Mach Exception Handler Skeleton
void setupMachHandler() {
kern_return_t rc;
rc = mach_port_allocate(mach_task_self(), MACH_PORT_RIGHT_RECEIVE, &myexceptionPort);
rc = mach_port_insert_right(mach_task_self(), myexceptionPort, myexceptionPort, MACH_MSG_TYPE_MAKE_SEND);
exception_mask_t mask = EXC_MASK_BAD_ACCESS | EXC_MASK_BAD_INSTRUCTION |
EXC_MASK_ARITHMETIC | EXC_MASK_SOFTWARE |
EXC_MASK_BREAKPOINT | EXC_MASK_CRASH;
rc = task_set_exception_ports(mach_task_self(), mask, myexceptionPort,
EXCEPTION_DEFAULT | MACH_EXCEPTION_CODES,
THREAD_STATE_NONE);
pthread_create(&thread, NULL, exc_handler, NULL);
}
static void *exc_handler(void *ignored) {
Request exc;
exc.Head.msgh_size = 1024;
exc.Head.msgh_local_port = myexceptionPort;
while (true) {
mach_msg_return_t rc = mach_msg(&exc.Head, MACH_RCV_MSG|MACH_RCV_LARGE,
0, exc.Head.msgh_size,
exc.Head.msgh_local_port,
MACH_MSG_TIMEOUT_NONE, MACH_PORT_NULL);
if (rc != MACH_MSG_SUCCESS) break;
// process exception, write crash file, etc.
break; // for demo
}
exit(-1);
return NULL;
}If the handler does not exit, the offending thread remains blocked while the rest of the app continues to run.
Key Takeaways
Mach exceptions are the kernel’s low‑level way of reporting hardware faults; they are later translated to Unix signals for compatibility.

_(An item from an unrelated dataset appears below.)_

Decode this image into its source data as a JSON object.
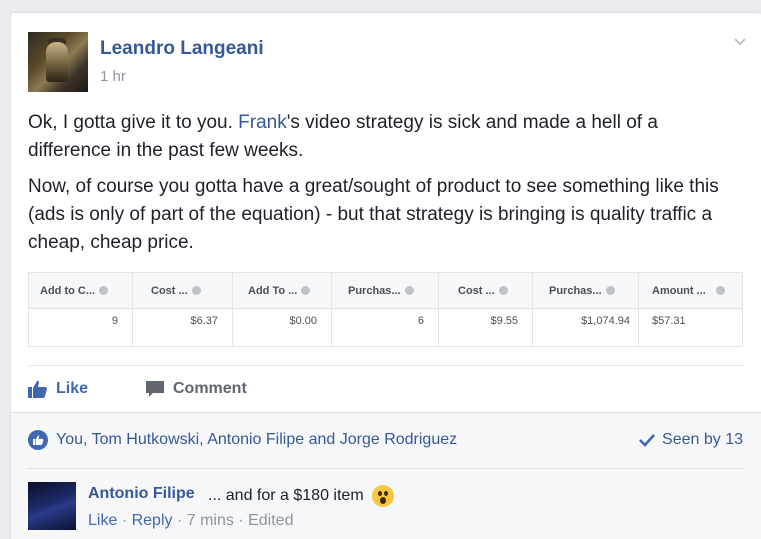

Software‑generated crashes (e.g., Objective‑C exceptions) bypass Mach and go straight to signals.
To capture all crashes you need both a Mach‑exception port (for hardware faults) and signal handlers (for software faults such as SIGABRT).
After handling, either re‑raise the signal with raise(signal) or terminate the process with exit(-1) to avoid infinite loops.